I have consulted on several weddings in the last few years where guests have shown up in some manner of white attire. One was a summer wedding, and I realize it’s tough to avoid white in the summer…especially nine days before Labor Day, when the time warp on white-wearing is closing in all around you…but seriously, is it that hard to have a little consideration and pull something else out of the closet? I would think this choice would be especially simple if you were, say, one of the wedding’s vendors and were assumed to already have a basic understanding of the workings of weddings.
My most unfortunate encounter with a Rule #2 violation occurred at a wedding reception one February. A guest actually wore a stark white strapless tea-length party dress. I tell you, if the dress had been twelve inches longer, folks would have been handing her gifts and telling her congratulations. As I scanned the room for the bride several times throughout the night – I was her planner, after all – my eyes kept finding Stark White dress girl. A good friend of the bride, and my trusted assistant for the day, kept threatening to get drunk enough to ask Stark White to go find a denim shirt to put on, but the bride insisted that she didn’t mind. I started slipping her extra glasses of champagne anyway. In this case, I understand why the bride didn’t mind – this was a reception after an out-of-town wedding, and both bride and groom were extremely gracious and relaxed about the entire evening. However, one should never rely upon the graciousness of a host or honoree as a guarantee of forgiveness or permission to disregard such a common tradition.
Why, you might ask, is this such an important rule? First, it is a Western tradition that brides wear white. Some say it dates back to Roman times when the color white was a symbol of celebration, and some say it dates to Queen Victoria’s marriage to Albert, when she wore white and brides everywhere started copying the queen. Regardless, it is a tradition that almost every bride in America chooses to follow.
Second, on her wedding day, a bride is being presented to her groom – flawless and beautiful. Their union is the cause for celebration, and her beauty is meant to be second to none. Wearing white as a wedding guest detracts attention from the bride in her celebration and beauty. In short, it makes people look at you and not her, when everyone is supposed to be looking at her. And not you.

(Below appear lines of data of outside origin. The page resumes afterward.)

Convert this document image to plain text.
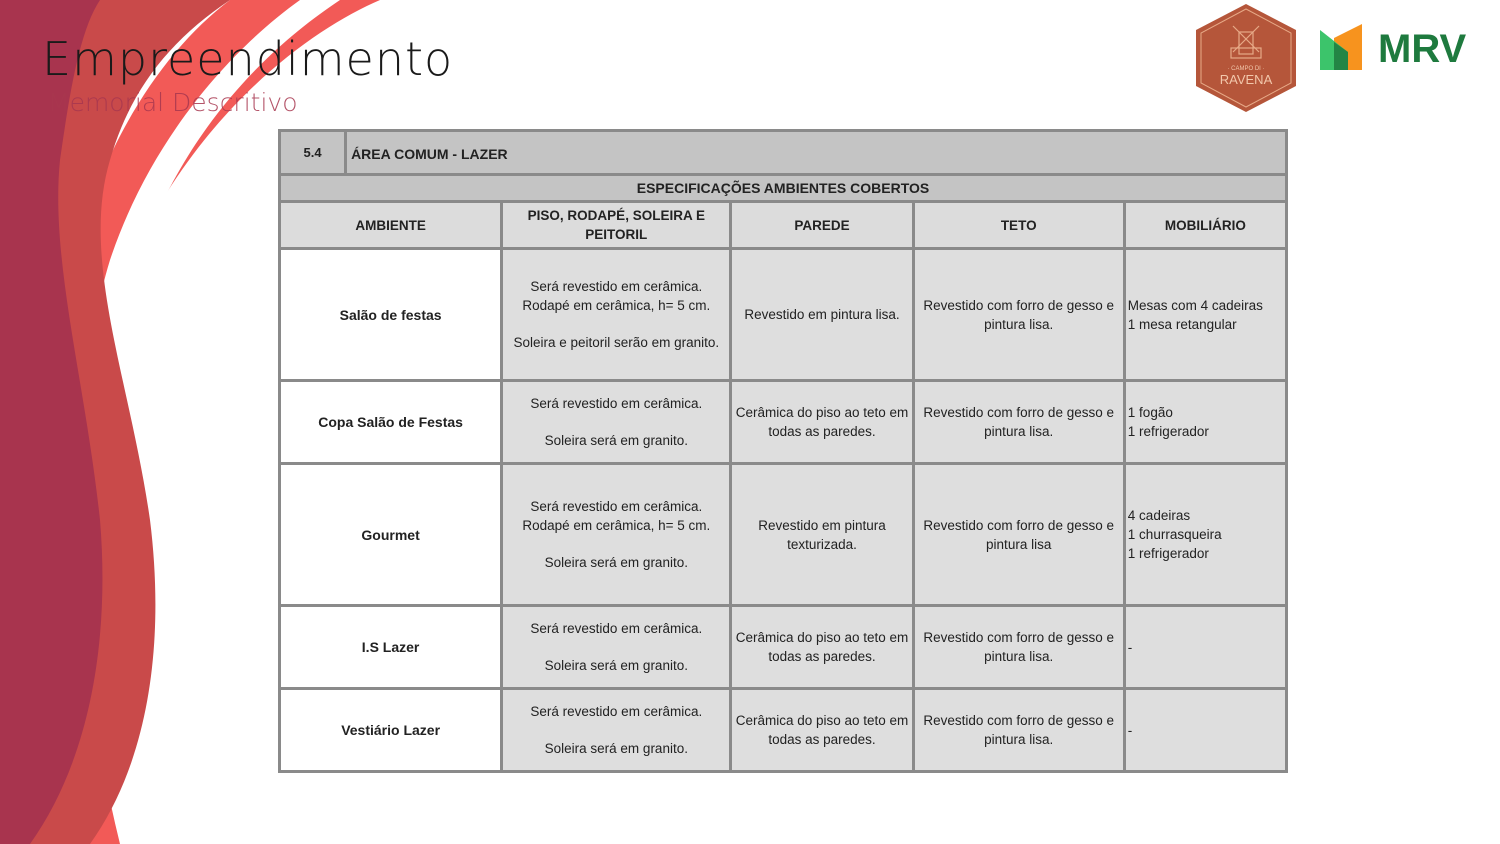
Empreendimento
Memorial Descritivo
· CAMPO DI ·
RAVENA
MRV
5.4	ÁREA COMUM - LAZER				
ESPECIFICAÇÕES AMBIENTES COBERTOS					
AMBIENTE		PISO, RODAPÉ, SOLEIRA E PEITORIL	PAREDE	TETO	MOBILIÁRIO
Salão de festas		Será revestido em cerâmica.
Rodapé em cerâmica, h= 5 cm.
Soleira e peitoril serão em granito.	Revestido em pintura lisa.	Revestido com forro de gesso e pintura lisa.	Mesas com 4 cadeiras
1 mesa retangular

Copa Salão de Festas		Será revestido em cerâmica.
Soleira será em granito.	Cerâmica do piso ao teto em todas as paredes.	Revestido com forro de gesso e pintura lisa.	1 fogão
1 refrigerador

Gourmet		Será revestido em cerâmica.
Rodapé em cerâmica, h= 5 cm.
Soleira será em granito.	Revestido em pintura texturizada.	Revestido com forro de gesso e pintura lisa	4 cadeiras
1 churrasqueira
1 refrigerador

I.S Lazer		Será revestido em cerâmica.
Soleira será em granito.	Cerâmica do piso ao teto em todas as paredes.	Revestido com forro de gesso e pintura lisa.	-

Vestiário Lazer		Será revestido em cerâmica.
Soleira será em granito.	Cerâmica do piso ao teto em todas as paredes.	Revestido com forro de gesso e pintura lisa.	-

Whether or not you agree with this tradition, it is still a tradition. If you are invited to a wedding, the bride and groom obviously want you to be there to share in their joy. Due to the manner in which modern-day weddings and receptions are being held (with seated dinners, heavy hors d’oeuvres, etc.), the bride’s family will usually have gone to an expense to ensure that each guest can be present for and partake in the celebration. There are several ways in which you might show respect for the happy couple and their families on their wedding day. One of the best that I can think of is to dress respectfully and modestly in your nicest outfit – that isn’t white.